In essence, it would be reductive to describe your teaching pedagogy by a broad name, while you may mostly agree with one person, perceptions of the various methods and named pedagogies are never quite the same. Nevertheless, attempts to categorize them are helpful in the sense that they give individuals a base point to begin crafting their own growing pedagogies.

This resource does not exist to instruct you on how to form your own pedagogy, but to instead consider how your pedagogy is worked into your syllabus, what benefits your pedagogy offers the students of your course, and whether your methods and strategies towards teaching are supported through up-to-date research. This step understandably involves the most homework. To develop your teaching pedagogy and ensure you are using up-to-date teaching practices, it’s encouraged that you:

Occasionally, read peer-reviewed journals on teaching:

  • Journal of Teaching Education
  • Teaching in Higher Education
  • Journal of College Student Development
  • There may be ones specific to your own field:
    • Journal for Research in Mathematics Education
    • Journal of Research in Reading
  • Attend Professional Development sessions offered by your institution.
    • Most schools offer these kinds of opportunities every year. Sometimes they are designed as training for new educators, but it can always be helpful to get involved.
  • Discuss your current thoughts on education with colleagues.
    • You’re a member of a department and have several other instructors working alongside you who also work with students. Rely on their knowledge and experience as well as your own to create ideas and thoughts relating to teaching.

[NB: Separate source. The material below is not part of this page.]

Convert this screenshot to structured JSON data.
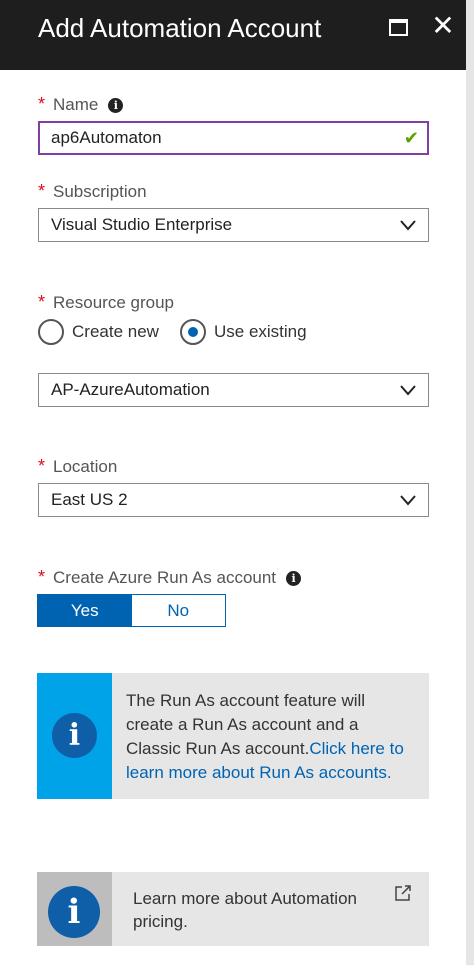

Use your syllabus as a way to express your teaching pedagogy, making it clear to those who read it explicitly what your values as an educator are and how you set out to accomplish them.
 

Something is Missing...

The intention behind this guide is to help craft a working/functional syllabus and use popular opinions of what a syllabus is used for as a metric for how well it is written. There is simply too much about teaching to summarize in a single guide. To that end, you may have teaching techniques, ideas, methods, concepts, activities, etc. that are not touched upon or discussed here. Perhaps there have been things written here that do not apply to you/your class or that you disagree with.

That view is welcome.

Engaging with this activity to that degree is essentially the point of the activity itself. Pushing you to consider what is valuable as an instructor and how to use the syllabus to help achieve those goals. The syllabus is a humble and often overlooked tool, but also one of the most universal. To this end, if you have anything to contribute that hasn’t been mentioned here that you value, include it in the syllabus.